Saint-Malo : le rappeur tunisien Weld El 15 condamné à 13 mois et demi de prison ferme

Weld El 15 a été condamné à 13 mois et demi de prison ferme pour violences conjugales, menaces de mort, consommation de produits stupéfiants et outrages à agent public par le tribunal correctionnel de Saint-Malo. / © France 3 Bretagne
Weld El 15 a été condamné à 13 mois et demi de prison ferme pour violences conjugales, menaces de mort, consommation de produits stupéfiants et outrages à agent public par le tribunal correctionnel de Saint-Malo. / © France 3 Bretagne

Le rappeur tunisien Weld El 15 a été condamné lundi à 13 mois et demi de prison ferme pour violences conjugales, menaces de mort, consommation de produits stupéfiants et outrages à agent public par le tribunal correctionnel de Saint-Malo.

Par LH avec AFP

Weld El 15, de son vrai nom Ala Edine Yacoubi, avait été interpellé le 29 mars après être entré par effraction au domicile de son ex-conjointe et proféré des menaces de mort.

Il écope d'une peine de 13 mois et demi de prison ferme et cinq mois de sursis, qui inclut la révocation de deux sursis prononcés en 2015 et 2016 pour violence sur conjoint et consommation de drogues.

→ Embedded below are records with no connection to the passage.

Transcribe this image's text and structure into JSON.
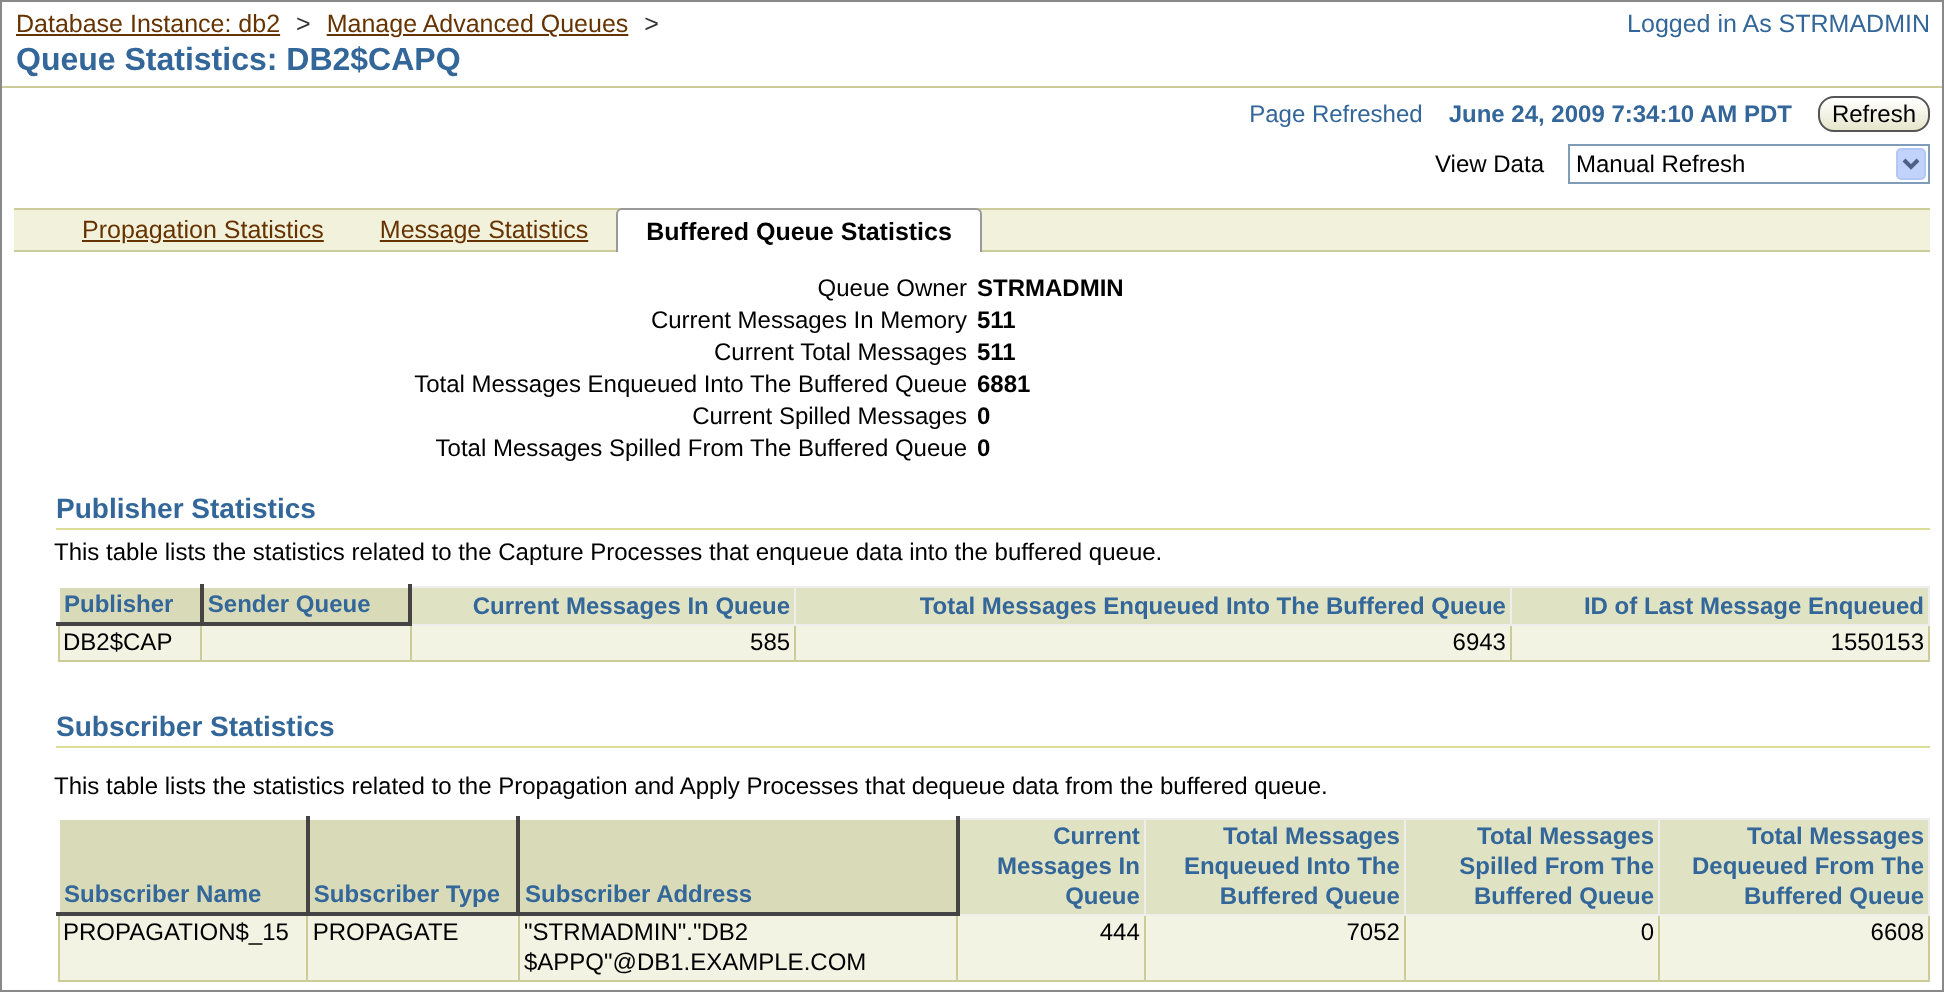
{
  "breadcrumbs": [
    {
      "label": "Database Instance: db2",
      "separator": ">"
    },
    {
      "label": "Manage Advanced Queues",
      "separator": ">"
    }
  ],
  "login": "Logged in As STRMADMIN",
  "title": "Queue Statistics: DB2$CAPQ",
  "refresh": {
    "label": "Page Refreshed",
    "value": "June 24, 2009 7:34:10 AM PDT",
    "button": "Refresh"
  },
  "view_data": {
    "label": "View Data",
    "value": "Manual Refresh"
  },
  "tabs": [
    {
      "label": "Propagation Statistics",
      "selected": false
    },
    {
      "label": "Message Statistics",
      "selected": false
    },
    {
      "label": "Buffered Queue Statistics",
      "selected": true
    }
  ],
  "queue_info": [
    {
      "label": "Queue Owner",
      "value": "STRMADMIN"
    },
    {
      "label": "Current Messages In Memory",
      "value": "511"
    },
    {
      "label": "Current Total Messages",
      "value": "511"
    },
    {
      "label": "Total Messages Enqueued Into The Buffered Queue",
      "value": "6881"
    },
    {
      "label": "Current Spilled Messages",
      "value": "0"
    },
    {
      "label": "Total Messages Spilled From The Buffered Queue",
      "value": "0"
    }
  ],
  "sections": [
    {
      "heading": "Publisher Statistics",
      "description": "This table lists the statistics related to the Capture Processes that enqueue data into the buffered queue.",
      "columns": [
        {
          "label": "Publisher",
          "sortable": true,
          "kind": "text"
        },
        {
          "label": "Sender Queue",
          "sortable": true,
          "kind": "text"
        },
        {
          "label": "Current Messages In Queue",
          "sortable": false,
          "kind": "number"
        },
        {
          "label": "Total Messages Enqueued Into The Buffered Queue",
          "sortable": false,
          "kind": "number"
        },
        {
          "label": "ID of Last Message Enqueued",
          "sortable": false,
          "kind": "number"
        }
      ],
      "rows": [
        [
          "DB2$CAP",
          "",
          "585",
          "6943",
          "1550153"
        ]
      ]
    },
    {
      "heading": "Subscriber Statistics",
      "description": "This table lists the statistics related to the Propagation and Apply Processes that dequeue data from the buffered queue.",
      "columns": [
        {
          "label": "Subscriber Name",
          "sortable": true,
          "kind": "text"
        },
        {
          "label": "Subscriber Type",
          "sortable": true,
          "kind": "text"
        },
        {
          "label": "Subscriber Address",
          "sortable": true,
          "kind": "text"
        },
        {
          "label": "Current Messages In Queue",
          "sortable": false,
          "kind": "number"
        },
        {
          "label": "Total Messages Enqueued Into The Buffered Queue",
          "sortable": false,
          "kind": "number"
        },
        {
          "label": "Total Messages Spilled From The Buffered Queue",
          "sortable": false,
          "kind": "number"
        },
        {
          "label": "Total Messages Dequeued From The Buffered Queue",
          "sortable": false,
          "kind": "number"
        }
      ],
      "rows": [
        [
          "PROPAGATION$_15",
          "PROPAGATE",
          "\"STRMADMIN\".\"DB2 $APPQ\"@DB1.EXAMPLE.COM",
          "444",
          "7052",
          "0",
          "6608"
        ]
      ]
    }
  ]
}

Cette peine est assortie d'une mise à l'épreuve de 12 mois ainsi que d'obligation de soins psychologiques liés à sa consommation de drogues.

Le tribunal a donc rejeté l'exception de nullité soulevée par son avocat lors de l'audience du 3 mai. 

La garde à vue avait bien été levée pendant l'hospitalisation

Me Matteo Bonaglia avait fait valoir que le délai de la garde à vue de son client n'avait pas été respecté, "un total de 57 heures, soit 9 heures de plus que la limite légale", englobant l'hospitalisation du prévenu, blessé au talon d'Achille après être entré par effraction au domicile de la victime.

Le parquet a indiqué que la garde à vue avait bien été levée pendant l'hospitalisation, impliquant une durée totale de 33 heures. L'immobilisation du prévenu à son lit d'hôpital avait été demandée par les équipes médicales, face à l'état d'ivresse et au refus de soins du patient.

Ce n'est pas le procès d'un artiste

Lors de l'audience, qui s'est tenue dans une atmosphère parfois tendue, le parquet comme les parties civiles ont tenu à distinguer le rôle du rappeur tunisien, l'une des égéries de la révolution tunisienne, des faits pour lesquels il a été convoqué devant la justice.

"Ce n'est pas le procès d'un artiste mais le drame très ordinaire de la violence conjugale", a insisté Jean-Michel Sourdin, avocat des parties civiles.

M. Yacoubi est installé depuis mars 2015 à Saint-Malo. Père d'un enfant né début 2017 en France, il est par ailleurs visé par une procédure d'expulsion. Les services de l'Etat le soupçonnent d'avoir entretenu des liens d'amitié avec le rappeur tunisien Emino, parti en Syrie rejoindre le groupe jihadiste Etat islamique (EI). La rappeur s'est toujours défendu de toute sympathie envers l'EI.